É importante relativizar, contudo, o impacto destas intervenções em países com dinâmicas econômicas e índices de vulnerabilidade social distintos, e o quanto este modelo pode ou não ser transportado para as cidades brasileiras. Enquanto Hong Kong, caso analisado por Valença, apresenta índice zero de desemprego, itens da cesta básica dos trabalhadores a preço baixo e controlado e possui o maior estoque de habitação social pública do mundo, cidades brasileiras como o Rio de Janeiro possuem déficit habitacional de 220 mil unidades (dados da pesquisa Déficit Habitacional Municipal no Brasil 2010, divulgada pela Fundação João Pinheiro, em parceria com o Ministério das Cidades) e altos índices de desemprego para a mão de obra menos qualificada, como a construção civil, que aumentam exponencialmente após o fim das obras dos grandes eventos, como os jogos olímpicos. De janeiro de 2015 para janeiro de 2016 a taxa de desemprego no Rio de Janeiro já havia subido de 3,6 para 5,1% (pesquisa nacional de empregos do Instituto Brasileiro de Geografia e Estatística – IBGE), antes mesmo do final das obras dos jogos olímpicos. Somente na área do Porto Maravilha, há 800 domicílios em cortiços e 1465 em favelas, conforme pesquisa do projeto Prata Preta do Observatório das Metrópoles, realidade esta não absorvida nas intervenções propostas pela Operação Urbana. Nos restam algumas perguntas: este modelo de intervenção urbana nos cabe? E quais os danos financeiros e sociais resultantes de tais investimentos? Em 2015 o Governo do Estado de São Paulo cancelou o projeto Complexo Cultural Luz desenvolvido pelos arquitetos suíços Herzog & de Meuron em função de ações legais contra a contratação do projeto sem licitação pública e de questionamentos referentes à própria necessidade do equipamento na região. Qual a pertinência em se dispensar 500 milhões de reais para a implantação de um equipamento cultural, sem contar os 39,6 milhões de reais já gastos com o projeto, em uma área socialmente frágil e de urgências habitacionais?

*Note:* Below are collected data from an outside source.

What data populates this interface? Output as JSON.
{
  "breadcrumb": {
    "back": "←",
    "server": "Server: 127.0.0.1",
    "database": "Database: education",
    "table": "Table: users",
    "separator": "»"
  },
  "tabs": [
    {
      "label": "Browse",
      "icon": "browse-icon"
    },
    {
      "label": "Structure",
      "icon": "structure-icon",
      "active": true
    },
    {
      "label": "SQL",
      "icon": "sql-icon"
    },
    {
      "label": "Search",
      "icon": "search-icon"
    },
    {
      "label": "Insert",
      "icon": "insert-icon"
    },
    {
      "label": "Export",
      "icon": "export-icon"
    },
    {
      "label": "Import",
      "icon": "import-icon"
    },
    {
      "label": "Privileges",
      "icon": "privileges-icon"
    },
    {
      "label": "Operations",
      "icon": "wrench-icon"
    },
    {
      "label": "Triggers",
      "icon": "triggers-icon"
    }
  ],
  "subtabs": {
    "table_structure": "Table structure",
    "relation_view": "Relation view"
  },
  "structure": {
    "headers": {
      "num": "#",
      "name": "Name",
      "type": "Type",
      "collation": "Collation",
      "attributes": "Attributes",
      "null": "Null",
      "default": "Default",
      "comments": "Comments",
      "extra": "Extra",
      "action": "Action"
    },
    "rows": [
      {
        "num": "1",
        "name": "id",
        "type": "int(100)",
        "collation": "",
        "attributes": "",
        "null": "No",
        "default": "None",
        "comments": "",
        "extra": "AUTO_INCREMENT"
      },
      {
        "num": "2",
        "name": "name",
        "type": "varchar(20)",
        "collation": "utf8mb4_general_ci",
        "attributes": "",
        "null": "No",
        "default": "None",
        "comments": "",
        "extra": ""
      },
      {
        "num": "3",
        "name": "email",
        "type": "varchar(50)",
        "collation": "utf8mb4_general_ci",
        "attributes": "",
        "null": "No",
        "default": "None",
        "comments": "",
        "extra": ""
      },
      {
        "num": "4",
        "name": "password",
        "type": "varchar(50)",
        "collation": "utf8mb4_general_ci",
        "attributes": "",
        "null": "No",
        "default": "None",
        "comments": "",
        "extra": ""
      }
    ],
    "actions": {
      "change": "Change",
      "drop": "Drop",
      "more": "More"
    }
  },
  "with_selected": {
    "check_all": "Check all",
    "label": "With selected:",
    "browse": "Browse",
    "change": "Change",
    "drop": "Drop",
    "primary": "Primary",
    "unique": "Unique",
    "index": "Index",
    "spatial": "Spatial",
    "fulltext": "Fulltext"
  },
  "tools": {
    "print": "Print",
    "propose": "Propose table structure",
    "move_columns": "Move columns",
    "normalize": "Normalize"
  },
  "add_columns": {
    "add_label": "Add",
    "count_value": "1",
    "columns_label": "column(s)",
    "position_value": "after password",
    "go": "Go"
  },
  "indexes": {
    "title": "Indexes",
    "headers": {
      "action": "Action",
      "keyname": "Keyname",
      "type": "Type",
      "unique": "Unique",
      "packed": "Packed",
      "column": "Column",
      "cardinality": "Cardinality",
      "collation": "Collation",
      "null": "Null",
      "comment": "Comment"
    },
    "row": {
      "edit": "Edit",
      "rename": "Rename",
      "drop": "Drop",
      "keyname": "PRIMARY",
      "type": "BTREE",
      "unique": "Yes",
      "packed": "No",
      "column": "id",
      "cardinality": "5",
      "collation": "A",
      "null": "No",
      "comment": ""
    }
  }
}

O Pepino (Gerkin), de Norman Foster, e o Ralador de Queijo (Cheesegrater), de Richard Rogers, Londres
Foto Márcio M. Valença, 2014

Outro aspecto a ser considerado é para qual público se destinam as intervenções e quais os impactos para a população local. Valença cita a crítica inicial da opinião pública à construção do Guggenheim em Bilbao e a posterior aceitação das novas intervenções, em função do surpreendente sucesso do empreendimento e o efeito que teve sobre a dinâmica econômica local. Cabe avaliar, na comparação entre este tipo de intervenção em contextos diversos, a diferença entre intervenções que acontecem sobre áreas vazias e de fato subutilizadas, como no caso de Bilbao, ou sobre tecidos urbanos consolidados, bem como às precariedades dispersas ou invisíveis que não são revelados para o olhar estrangeiro mas que estão presentes na vida cotidiana daqueles que habitam ou exercem atividades produtivas nestas regiões consideradas degradadas. Valença nos mostra que em Kuala Lumpur, na Malásia, o desenvolvimento imobiliário impulsionado por grandes projetos desde a instalação das Petronas Twin Towers, de Cesar Pelli, em 1998, avança com grande velocidade sobre ruas de comércio tradicionais e atividades populares, sobre conjuntos habitacionais públicos datados da década de 1950, que correm o risco de serem substituídos por novos empreendimentos, e também sobre marcos arquitetônicos históricos representantes da tradição chinesa. No Porto Maravilha, no Rio de Janeiro, o contexto sócio-cultural das comunidades quilombolas e do samba carioca é desconsiderado pelas intervenções urbanas. Há em pauta um ideal de renovação do aparente 'desocupado' território da região portuária, tal como ocorreu na região de Docklands, em Londres, desde o início da década de 1960, lembrada por Valença, onde uma gentrificação generalizada se deu com a retirada de vários conjuntos habitacionais públicos e a renovação ou semi-privatização de outros. Novos espaços e novos usos vão sendo sobrepostos à cidade real e aos modos de vida e relações territoriais construídas historicamente.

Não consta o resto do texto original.